今更ながら鑑賞しました。
新海誠作品最大の売りの美術はもうバッチリ。
更に『秒速五センチメートル』のリア充臭さというか、学生時代非モテだったおっさんや現在進行形でモテない男子学生諸君が胸や喉や頭をかきむしるような恋模様の描写はないので(テーマがそれなのはもうこの人の場合しょうがないw)安心して映像の美しさに没頭できます。
ストーリー部分では、はじめ若干観念的ナー、と思っていたんですが、進むにつれ普通にパラレルワールドを舞台にしたSFとしてすんなり入ってきた感じです。
おそらく舞台設定がマトリックスもびっくりなものだけに展開自体は伏線をきっちり回収しながら起承転結するオーソドックスなものだから、より映像や雰囲気に溺れることができたのでしょう。
つまり、どってことない話です。でもそれがキモなんだよこの人の作品って。
(でもやっぱり中学時代に何かしらコンプレックスを持つ恋愛上の出来事があったんだろなーって勘ぐっちゃうんですけどね)

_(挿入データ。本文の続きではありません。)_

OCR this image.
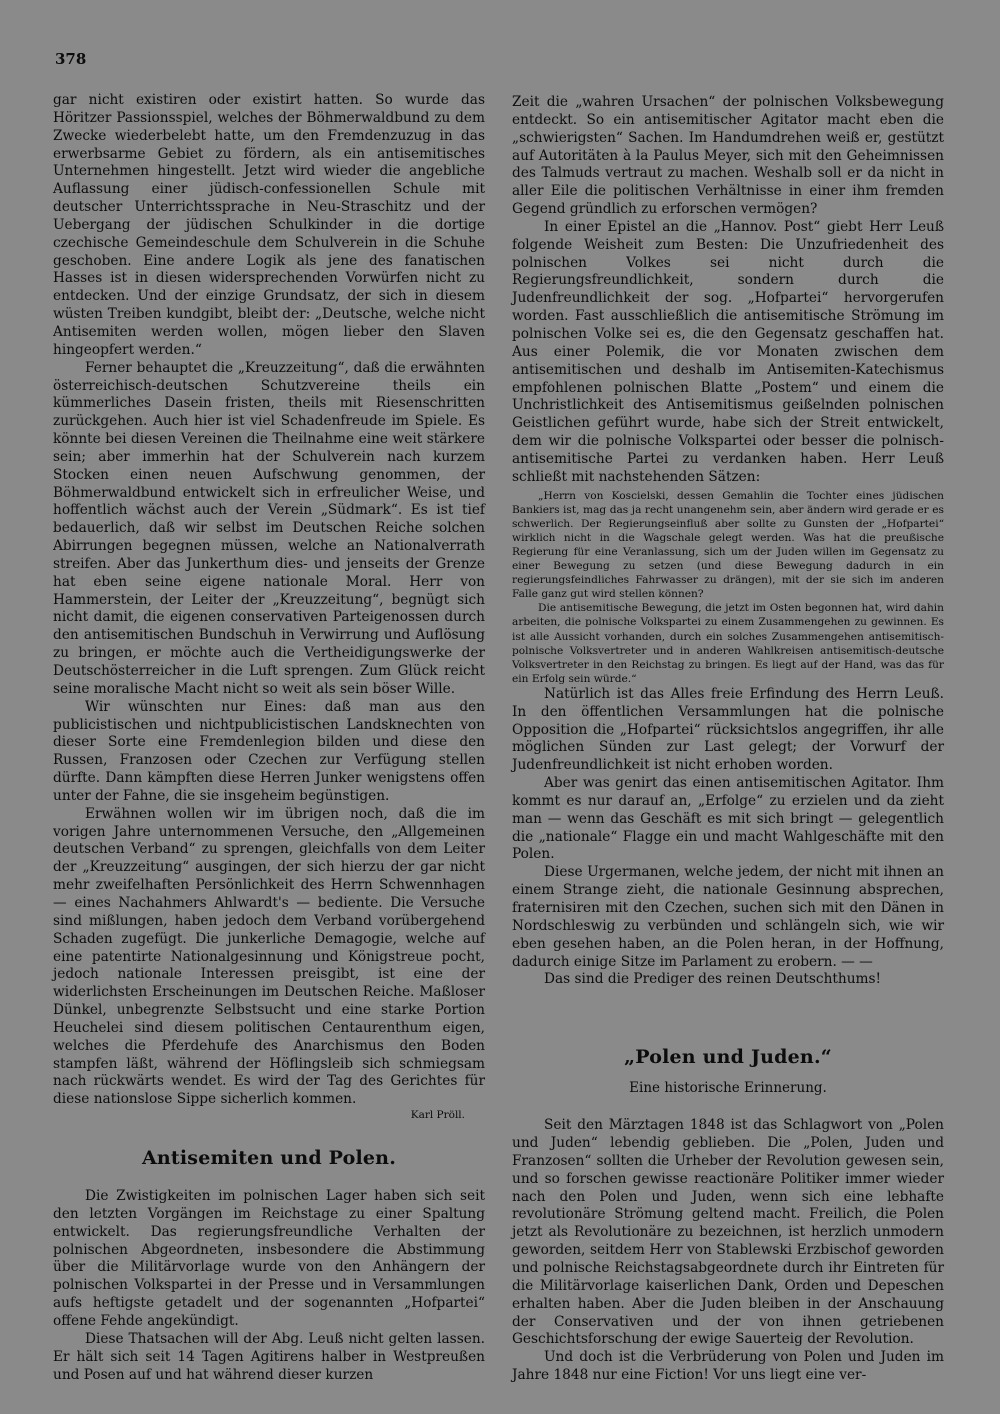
378

gar nicht existiren oder existirt hatten. So wurde das Höritzer Passionsspiel, welches der Böhmerwaldbund zu dem Zwecke wiederbelebt hatte, um den Fremdenzuzug in das erwerbsarme Gebiet zu fördern, als ein antisemitisches Unternehmen hingestellt. Jetzt wird wieder die angebliche Auflassung einer jüdisch-confessionellen Schule mit deutscher Unterrichtssprache in Neu-Straschitz und der Uebergang der jüdischen Schulkinder in die dortige czechische Gemeindeschule dem Schulverein in die Schuhe geschoben. Eine andere Logik als jene des fanatischen Hasses ist in diesen widersprechenden Vorwürfen nicht zu entdecken. Und der einzige Grundsatz, der sich in diesem wüsten Treiben kundgibt, bleibt der: „Deutsche, welche nicht Antisemiten werden wollen, mögen lieber den Slaven hingeopfert werden.“

Ferner behauptet die „Kreuzzeitung“, daß die erwähnten österreichisch-deutschen Schutzvereine theils ein kümmerliches Dasein fristen, theils mit Riesenschritten zurückgehen. Auch hier ist viel Schadenfreude im Spiele. Es könnte bei diesen Vereinen die Theilnahme eine weit stärkere sein; aber immerhin hat der Schulverein nach kurzem Stocken einen neuen Aufschwung genommen, der Böhmerwaldbund entwickelt sich in erfreulicher Weise, und hoffentlich wächst auch der Verein „Südmark“. Es ist tief bedauerlich, daß wir selbst im Deutschen Reiche solchen Abirrungen begegnen müssen, welche an Nationalverrath streifen. Aber das Junkerthum dies- und jenseits der Grenze hat eben seine eigene nationale Moral. Herr von Hammerstein, der Leiter der „Kreuzzeitung“, begnügt sich nicht damit, die eigenen conservativen Parteigenossen durch den antisemitischen Bundschuh in Verwirrung und Auflösung zu bringen, er möchte auch die Vertheidigungswerke der Deutschösterreicher in die Luft sprengen. Zum Glück reicht seine moralische Macht nicht so weit als sein böser Wille.

Wir wünschten nur Eines: daß man aus den publicistischen und nichtpublicistischen Landsknechten von dieser Sorte eine Fremdenlegion bilden und diese den Russen, Franzosen oder Czechen zur Verfügung stellen dürfte. Dann kämpften diese Herren Junker wenigstens offen unter der Fahne, die sie insgeheim begünstigen.

Erwähnen wollen wir im übrigen noch, daß die im vorigen Jahre unternommenen Versuche, den „Allgemeinen deutschen Verband“ zu sprengen, gleichfalls von dem Leiter der „Kreuzzeitung“ ausgingen, der sich hierzu der gar nicht mehr zweifelhaften Persönlichkeit des Herrn Schwennhagen — eines Nachahmers Ahlwardt's — bediente. Die Versuche sind mißlungen, haben jedoch dem Verband vorübergehend Schaden zugefügt. Die junkerliche Demagogie, welche auf eine patentirte Nationalgesinnung und Königstreue pocht, jedoch nationale Interessen preisgibt, ist eine der widerlichsten Erscheinungen im Deutschen Reiche. Maßloser Dünkel, unbegrenzte Selbstsucht und eine starke Portion Heuchelei sind diesem politischen Centaurenthum eigen, welches die Pferdehufe des Anarchismus den Boden stampfen läßt, während der Höflingsleib sich schmiegsam nach rückwärts wendet. Es wird der Tag des Gerichtes für diese nationslose Sippe sicherlich kommen.

Karl Pröll.

Antisemiten und Polen.

Die Zwistigkeiten im polnischen Lager haben sich seit den letzten Vorgängen im Reichstage zu einer Spaltung entwickelt. Das regierungsfreundliche Verhalten der polnischen Abgeordneten, insbesondere die Abstimmung über die Militärvorlage wurde von den Anhängern der polnischen Volkspartei in der Presse und in Versammlungen aufs heftigste getadelt und der sogenannten „Hofpartei“ offene Fehde angekündigt.

Diese Thatsachen will der Abg. Leuß nicht gelten lassen. Er hält sich seit 14 Tagen Agitirens halber in Westpreußen und Posen auf und hat während dieser kurzen

Zeit die „wahren Ursachen“ der polnischen Volksbewegung entdeckt. So ein antisemitischer Agitator macht eben die „schwierigsten“ Sachen. Im Handumdrehen weiß er, gestützt auf Autoritäten à la Paulus Meyer, sich mit den Geheimnissen des Talmuds vertraut zu machen. Weshalb soll er da nicht in aller Eile die politischen Verhältnisse in einer ihm fremden Gegend gründlich zu erforschen vermögen?

In einer Epistel an die „Hannov. Post“ giebt Herr Leuß folgende Weisheit zum Besten: Die Unzufriedenheit des polnischen Volkes sei nicht durch die Regierungsfreundlichkeit, sondern durch die Judenfreundlichkeit der sog. „Hofpartei“ hervorgerufen worden. Fast ausschließlich die antisemitische Strömung im polnischen Volke sei es, die den Gegensatz geschaffen hat. Aus einer Polemik, die vor Monaten zwischen dem antisemitischen und deshalb im Antisemiten-Katechismus empfohlenen polnischen Blatte „Postem“ und einem die Unchristlichkeit des Antisemitismus geißelnden polnischen Geistlichen geführt wurde, habe sich der Streit entwickelt, dem wir die polnische Volkspartei oder besser die polnisch-antisemitische Partei zu verdanken haben. Herr Leuß schließt mit nachstehenden Sätzen:

„Herrn von Koscielski, dessen Gemahlin die Tochter eines jüdischen Bankiers ist, mag das ja recht unangenehm sein, aber ändern wird gerade er es schwerlich. Der Regierungseinfluß aber sollte zu Gunsten der „Hofpartei“ wirklich nicht in die Wagschale gelegt werden. Was hat die preußische Regierung für eine Veranlassung, sich um der Juden willen im Gegensatz zu einer Bewegung zu setzen (und diese Bewegung dadurch in ein regierungsfeindliches Fahrwasser zu drängen), mit der sie sich im anderen Falle ganz gut wird stellen können?

Die antisemitische Bewegung, die jetzt im Osten begonnen hat, wird dahin arbeiten, die polnische Volkspartei zu einem Zusammengehen zu gewinnen. Es ist alle Aussicht vorhanden, durch ein solches Zusammengehen antisemitisch-polnische Volksvertreter und in anderen Wahlkreisen antisemitisch-deutsche Volksvertreter in den Reichstag zu bringen. Es liegt auf der Hand, was das für ein Erfolg sein würde.“

Natürlich ist das Alles freie Erfindung des Herrn Leuß. In den öffentlichen Versammlungen hat die polnische Opposition die „Hofpartei“ rücksichtslos angegriffen, ihr alle möglichen Sünden zur Last gelegt; der Vorwurf der Judenfreundlichkeit ist nicht erhoben worden.

Aber was genirt das einen antisemitischen Agitator. Ihm kommt es nur darauf an, „Erfolge“ zu erzielen und da zieht man — wenn das Geschäft es mit sich bringt — gelegentlich die „nationale“ Flagge ein und macht Wahlgeschäfte mit den Polen.

Diese Urgermanen, welche jedem, der nicht mit ihnen an einem Strange zieht, die nationale Gesinnung absprechen, fraternisiren mit den Czechen, suchen sich mit den Dänen in Nordschleswig zu verbünden und schlängeln sich, wie wir eben gesehen haben, an die Polen heran, in der Hoffnung, dadurch einige Sitze im Parlament zu erobern. — —

Das sind die Prediger des reinen Deutschthums!

„Polen und Juden.“
Eine historische Erinnerung.

Seit den Märztagen 1848 ist das Schlagwort von „Polen und Juden“ lebendig geblieben. Die „Polen, Juden und Franzosen“ sollten die Urheber der Revolution gewesen sein, und so forschen gewisse reactionäre Politiker immer wieder nach den Polen und Juden, wenn sich eine lebhafte revolutionäre Strömung geltend macht. Freilich, die Polen jetzt als Revolutionäre zu bezeichnen, ist herzlich unmodern geworden, seitdem Herr von Stablewski Erzbischof geworden und polnische Reichstagsabgeordnete durch ihr Eintreten für die Militärvorlage kaiserlichen Dank, Orden und Depeschen erhalten haben. Aber die Juden bleiben in der Anschauung der Conservativen und der von ihnen getriebenen Geschichtsforschung der ewige Sauerteig der Revolution.

Und doch ist die Verbrüderung von Polen und Juden im Jahre 1848 nur eine Fiction! Vor uns liegt eine ver-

さて、角度を変えてみると、戦争だ分断だ宇宙だなんだとギミックは出てくるが、世界そのものはごく個人的かつごく物質的に描かれているのが面白い。あまりネタバレになってもいけないのだけど、結局起き変わってしまう外宇宙ってのも「実在している」という点ですべて観念的とは言いがたい。
まぁそれでも『僕の好きなあの子が世界の秘密の鍵を握って苦しんでいるのを知っちゃったので彼女とついでに世界を僕が守っちゃうゾ!』みたいなのはつまりラピュタなんかと同じ構図で、民衆を主導してレーニンになっちゃうアリオンとは違って世界の変え方までごく個人的なのはどうなのかと思わないではないんだけど、この監督の場合もう風景を描くことが目的みたいなとこがあるので登場人物がごく少ないのはもうしょうがねぇのかなと(またか!)w
そこを押さえておけば逆にもうあの落ち着いた雰囲気の映像美に耽溺することができるわけですし、内容的には中高生に夢見させてやるにはいいんじゃないかなとも思います。所謂ジュヴナイルってやつ?
みんな大好き(バルス!)ラピュタだってナウシカだって、世界の変え方じゃなくて単純にあのスリリングな映像スペクタクルを楽しんでいた(いる)のであるから、優れた美術作品を鑑賞するのと同じ目的で子どもたちにも観せてやるべきじゃないか、というのが絵を描く親父としての感想でありました。
ストーリー重視派の罵声はスルーして買っとくかな。